Provavelmente o modo de agir das iranianas e dos iranianos torna o ambiente menos opressivo. A única restrição é o contato físico com os homens. Um homem não cumprimenta uma mulher com um aperto de mão, quanto mais com beijinhos no rosto, se não for seu pai, irmão, filho ou marido. Com essas restrições, não é difícil inferir que sexo casual é uma operação arriscada no Irã. Pela lei, quem não é casado não pode transar. Estrangeiros já foram presos e cumpriram pena por transar com iranianas “sem serem casados”. Alguns apenas passaram por constrangimentos ao tentar chegar aos seus quartos de hotel com uma iraniana.

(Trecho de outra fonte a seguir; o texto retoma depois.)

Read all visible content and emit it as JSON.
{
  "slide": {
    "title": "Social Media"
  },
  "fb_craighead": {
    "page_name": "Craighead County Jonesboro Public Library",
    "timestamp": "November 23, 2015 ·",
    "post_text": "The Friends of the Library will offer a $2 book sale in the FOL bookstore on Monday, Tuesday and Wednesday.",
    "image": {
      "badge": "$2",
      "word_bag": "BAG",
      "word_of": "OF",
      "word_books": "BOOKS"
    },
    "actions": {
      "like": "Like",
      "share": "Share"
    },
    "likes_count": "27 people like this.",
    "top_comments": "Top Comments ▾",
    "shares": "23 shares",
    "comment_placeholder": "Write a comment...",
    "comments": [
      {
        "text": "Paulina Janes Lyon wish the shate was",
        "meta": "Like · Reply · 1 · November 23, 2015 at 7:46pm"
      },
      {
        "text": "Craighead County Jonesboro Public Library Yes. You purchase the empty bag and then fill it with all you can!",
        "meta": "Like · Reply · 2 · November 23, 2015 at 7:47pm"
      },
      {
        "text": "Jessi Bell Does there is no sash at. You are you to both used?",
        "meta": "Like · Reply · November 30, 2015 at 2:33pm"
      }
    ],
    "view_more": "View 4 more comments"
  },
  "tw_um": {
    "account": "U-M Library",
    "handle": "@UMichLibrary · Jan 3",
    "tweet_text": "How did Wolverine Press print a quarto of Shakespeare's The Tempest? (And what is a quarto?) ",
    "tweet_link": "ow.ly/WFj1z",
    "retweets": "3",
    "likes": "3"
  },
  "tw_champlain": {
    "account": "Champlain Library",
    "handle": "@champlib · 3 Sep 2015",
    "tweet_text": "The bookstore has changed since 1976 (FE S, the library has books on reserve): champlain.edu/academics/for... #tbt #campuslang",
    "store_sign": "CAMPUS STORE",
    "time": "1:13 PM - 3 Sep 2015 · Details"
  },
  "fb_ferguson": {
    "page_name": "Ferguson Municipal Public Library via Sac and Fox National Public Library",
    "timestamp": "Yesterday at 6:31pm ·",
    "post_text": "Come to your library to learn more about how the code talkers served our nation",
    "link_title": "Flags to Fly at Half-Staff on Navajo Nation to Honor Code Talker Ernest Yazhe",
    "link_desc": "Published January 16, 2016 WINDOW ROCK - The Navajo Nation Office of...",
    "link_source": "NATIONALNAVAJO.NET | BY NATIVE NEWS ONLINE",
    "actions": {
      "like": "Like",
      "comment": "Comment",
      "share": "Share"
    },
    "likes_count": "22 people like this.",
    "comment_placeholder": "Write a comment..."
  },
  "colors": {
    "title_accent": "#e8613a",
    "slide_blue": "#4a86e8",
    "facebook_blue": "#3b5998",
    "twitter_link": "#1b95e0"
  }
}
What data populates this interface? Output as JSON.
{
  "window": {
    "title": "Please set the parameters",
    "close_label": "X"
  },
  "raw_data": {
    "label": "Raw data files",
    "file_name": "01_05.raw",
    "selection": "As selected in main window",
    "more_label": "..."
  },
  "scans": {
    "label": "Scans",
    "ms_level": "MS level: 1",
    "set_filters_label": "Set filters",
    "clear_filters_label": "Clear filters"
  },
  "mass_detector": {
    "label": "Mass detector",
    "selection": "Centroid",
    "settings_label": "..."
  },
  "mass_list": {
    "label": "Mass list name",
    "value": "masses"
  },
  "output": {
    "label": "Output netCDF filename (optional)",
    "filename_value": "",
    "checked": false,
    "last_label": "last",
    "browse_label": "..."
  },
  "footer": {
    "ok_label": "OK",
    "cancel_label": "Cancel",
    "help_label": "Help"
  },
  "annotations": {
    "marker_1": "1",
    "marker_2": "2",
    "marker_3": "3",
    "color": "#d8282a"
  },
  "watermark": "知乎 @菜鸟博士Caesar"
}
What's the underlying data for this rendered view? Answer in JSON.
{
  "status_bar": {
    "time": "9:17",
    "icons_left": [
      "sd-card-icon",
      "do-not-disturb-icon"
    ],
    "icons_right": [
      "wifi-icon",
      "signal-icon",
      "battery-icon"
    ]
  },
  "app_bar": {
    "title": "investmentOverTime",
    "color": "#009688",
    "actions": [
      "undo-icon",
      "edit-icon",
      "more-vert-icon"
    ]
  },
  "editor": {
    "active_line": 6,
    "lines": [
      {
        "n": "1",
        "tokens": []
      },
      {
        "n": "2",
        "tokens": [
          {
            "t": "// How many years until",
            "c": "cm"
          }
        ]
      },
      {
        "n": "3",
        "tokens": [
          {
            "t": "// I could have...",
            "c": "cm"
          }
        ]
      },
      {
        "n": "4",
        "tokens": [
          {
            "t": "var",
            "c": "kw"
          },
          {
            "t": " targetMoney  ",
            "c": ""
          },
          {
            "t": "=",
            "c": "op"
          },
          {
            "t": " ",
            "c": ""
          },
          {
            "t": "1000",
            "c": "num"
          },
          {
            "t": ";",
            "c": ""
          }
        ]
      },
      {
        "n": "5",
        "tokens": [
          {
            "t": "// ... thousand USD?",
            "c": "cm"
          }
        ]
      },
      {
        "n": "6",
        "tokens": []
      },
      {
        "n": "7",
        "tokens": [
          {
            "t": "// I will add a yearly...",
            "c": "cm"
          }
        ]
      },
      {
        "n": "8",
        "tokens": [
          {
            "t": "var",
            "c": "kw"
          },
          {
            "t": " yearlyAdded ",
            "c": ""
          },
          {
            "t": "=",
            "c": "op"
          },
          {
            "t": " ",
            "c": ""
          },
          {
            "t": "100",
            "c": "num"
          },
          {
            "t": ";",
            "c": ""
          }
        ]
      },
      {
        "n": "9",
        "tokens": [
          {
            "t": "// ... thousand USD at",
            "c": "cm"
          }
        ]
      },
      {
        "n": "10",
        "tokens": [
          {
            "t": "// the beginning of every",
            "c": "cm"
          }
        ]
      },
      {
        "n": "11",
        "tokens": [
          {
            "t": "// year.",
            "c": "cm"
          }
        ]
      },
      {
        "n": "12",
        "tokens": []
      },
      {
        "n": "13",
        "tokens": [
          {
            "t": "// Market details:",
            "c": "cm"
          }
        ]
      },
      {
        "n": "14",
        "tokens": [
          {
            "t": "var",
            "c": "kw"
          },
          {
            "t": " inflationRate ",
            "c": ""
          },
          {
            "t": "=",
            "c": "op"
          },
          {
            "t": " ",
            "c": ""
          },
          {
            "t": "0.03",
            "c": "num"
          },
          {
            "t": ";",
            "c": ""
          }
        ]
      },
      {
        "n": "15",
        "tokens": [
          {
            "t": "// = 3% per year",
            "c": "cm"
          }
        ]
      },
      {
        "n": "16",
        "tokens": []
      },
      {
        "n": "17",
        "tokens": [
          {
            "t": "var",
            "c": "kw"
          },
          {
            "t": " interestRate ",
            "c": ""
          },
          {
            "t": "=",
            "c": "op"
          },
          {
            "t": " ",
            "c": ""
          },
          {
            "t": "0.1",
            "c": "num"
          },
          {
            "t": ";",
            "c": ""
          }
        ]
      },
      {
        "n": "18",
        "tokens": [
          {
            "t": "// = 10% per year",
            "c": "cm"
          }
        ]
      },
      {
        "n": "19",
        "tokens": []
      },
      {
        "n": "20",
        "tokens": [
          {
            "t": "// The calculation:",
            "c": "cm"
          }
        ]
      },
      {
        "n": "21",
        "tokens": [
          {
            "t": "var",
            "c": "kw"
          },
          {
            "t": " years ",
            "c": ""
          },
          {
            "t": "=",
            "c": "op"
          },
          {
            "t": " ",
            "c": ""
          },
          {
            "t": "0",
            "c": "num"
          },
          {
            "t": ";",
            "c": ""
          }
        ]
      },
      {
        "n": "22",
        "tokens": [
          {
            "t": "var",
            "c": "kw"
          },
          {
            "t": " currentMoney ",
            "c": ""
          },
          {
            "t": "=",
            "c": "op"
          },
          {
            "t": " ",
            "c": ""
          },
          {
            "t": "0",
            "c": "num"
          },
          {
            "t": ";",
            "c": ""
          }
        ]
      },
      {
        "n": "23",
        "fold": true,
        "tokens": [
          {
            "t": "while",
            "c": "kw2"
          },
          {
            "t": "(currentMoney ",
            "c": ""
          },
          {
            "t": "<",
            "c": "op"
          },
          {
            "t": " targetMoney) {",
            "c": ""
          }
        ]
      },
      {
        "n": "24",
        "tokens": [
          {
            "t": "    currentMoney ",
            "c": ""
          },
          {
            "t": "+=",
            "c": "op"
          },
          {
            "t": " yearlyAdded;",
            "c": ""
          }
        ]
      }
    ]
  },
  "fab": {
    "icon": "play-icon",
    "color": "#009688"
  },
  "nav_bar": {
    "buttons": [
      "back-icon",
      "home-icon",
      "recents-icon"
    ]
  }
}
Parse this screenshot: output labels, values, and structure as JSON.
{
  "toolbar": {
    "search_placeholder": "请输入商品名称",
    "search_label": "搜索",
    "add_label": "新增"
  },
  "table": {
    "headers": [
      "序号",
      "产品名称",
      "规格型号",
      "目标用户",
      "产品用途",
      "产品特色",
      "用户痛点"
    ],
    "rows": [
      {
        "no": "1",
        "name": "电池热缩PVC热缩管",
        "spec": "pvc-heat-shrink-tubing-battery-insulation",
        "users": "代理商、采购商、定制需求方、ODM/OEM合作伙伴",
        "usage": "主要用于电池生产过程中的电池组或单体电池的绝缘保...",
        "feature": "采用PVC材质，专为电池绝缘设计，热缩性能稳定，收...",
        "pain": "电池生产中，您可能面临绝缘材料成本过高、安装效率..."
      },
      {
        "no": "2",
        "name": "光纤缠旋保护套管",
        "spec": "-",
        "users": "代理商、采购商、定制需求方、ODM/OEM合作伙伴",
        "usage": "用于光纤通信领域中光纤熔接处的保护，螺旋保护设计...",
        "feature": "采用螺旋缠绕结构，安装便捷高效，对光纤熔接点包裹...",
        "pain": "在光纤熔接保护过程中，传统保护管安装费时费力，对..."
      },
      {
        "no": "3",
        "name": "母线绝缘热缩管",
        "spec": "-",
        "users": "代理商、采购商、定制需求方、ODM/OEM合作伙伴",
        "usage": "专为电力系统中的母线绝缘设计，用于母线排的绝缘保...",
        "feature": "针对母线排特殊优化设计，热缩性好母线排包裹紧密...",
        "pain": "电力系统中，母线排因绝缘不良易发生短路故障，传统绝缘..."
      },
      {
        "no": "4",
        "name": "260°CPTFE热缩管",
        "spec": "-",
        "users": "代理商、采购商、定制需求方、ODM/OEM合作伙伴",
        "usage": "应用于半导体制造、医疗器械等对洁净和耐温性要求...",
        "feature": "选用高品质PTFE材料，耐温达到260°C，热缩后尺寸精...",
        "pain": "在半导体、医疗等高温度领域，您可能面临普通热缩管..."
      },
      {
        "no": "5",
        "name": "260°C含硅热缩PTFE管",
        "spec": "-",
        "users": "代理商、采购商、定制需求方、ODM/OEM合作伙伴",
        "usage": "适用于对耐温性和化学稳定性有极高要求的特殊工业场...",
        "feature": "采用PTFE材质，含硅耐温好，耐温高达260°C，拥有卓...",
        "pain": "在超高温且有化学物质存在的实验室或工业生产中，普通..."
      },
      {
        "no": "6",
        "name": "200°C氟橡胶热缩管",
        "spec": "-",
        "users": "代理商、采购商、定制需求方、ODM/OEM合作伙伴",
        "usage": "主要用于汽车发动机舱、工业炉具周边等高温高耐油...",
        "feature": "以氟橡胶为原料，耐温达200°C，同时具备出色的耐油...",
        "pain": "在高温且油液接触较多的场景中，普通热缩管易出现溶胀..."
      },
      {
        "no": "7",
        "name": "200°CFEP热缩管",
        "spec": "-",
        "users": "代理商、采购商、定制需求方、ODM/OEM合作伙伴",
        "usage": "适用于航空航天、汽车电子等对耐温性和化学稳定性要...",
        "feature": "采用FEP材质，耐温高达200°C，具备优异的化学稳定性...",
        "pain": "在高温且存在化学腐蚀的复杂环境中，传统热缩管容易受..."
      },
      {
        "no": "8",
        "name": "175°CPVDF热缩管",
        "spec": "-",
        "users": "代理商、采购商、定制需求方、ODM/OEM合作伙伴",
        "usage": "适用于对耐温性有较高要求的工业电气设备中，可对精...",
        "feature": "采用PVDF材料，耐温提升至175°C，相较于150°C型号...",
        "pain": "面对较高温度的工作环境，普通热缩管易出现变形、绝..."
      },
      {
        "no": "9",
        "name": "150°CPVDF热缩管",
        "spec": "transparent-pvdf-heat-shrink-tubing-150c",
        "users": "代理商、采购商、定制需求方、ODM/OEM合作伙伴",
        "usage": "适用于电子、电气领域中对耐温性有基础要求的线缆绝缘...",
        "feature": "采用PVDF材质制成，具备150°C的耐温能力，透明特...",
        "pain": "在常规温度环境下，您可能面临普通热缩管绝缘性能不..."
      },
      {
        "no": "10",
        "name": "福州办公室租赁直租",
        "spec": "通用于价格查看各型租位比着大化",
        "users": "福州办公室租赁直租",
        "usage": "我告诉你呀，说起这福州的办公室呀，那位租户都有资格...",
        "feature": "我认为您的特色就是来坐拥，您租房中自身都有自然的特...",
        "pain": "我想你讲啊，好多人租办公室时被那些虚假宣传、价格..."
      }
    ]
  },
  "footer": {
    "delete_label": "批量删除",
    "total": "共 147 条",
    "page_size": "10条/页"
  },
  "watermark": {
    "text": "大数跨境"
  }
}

É claro que a situação das mulheres no Irã é ultrajante. É difícil para nós, ocidentais, que vivemos há mais de 200 anos sob os padrões de liberdade estabelecidos a partir do Iluminismo, pensarmos em viver sob as restrições de uma teocracia. Mas é preciso também comparar com outros estados islâmicos e ver que as iranianas têm mais autonomia do que muitas à sua volta. Para quem se acostumou a pensar no Irã apenas pela imagem de seu governo, do presidente Ahmadinejad e dos aiatolás, é instrutivo conhecer melhor suas origens e seu modo de vida. Como sempre, as pessoas são surpreendentes.

*Leandro Loyola é editor de ÉPOCA na Sucursal de Brasília, e, ao contrário do Guilherme Evelin, citado num post da Ruth, não está disponível. É casado e pai de dois meninos. Aqui faz uma participação especial como colaborador do blog.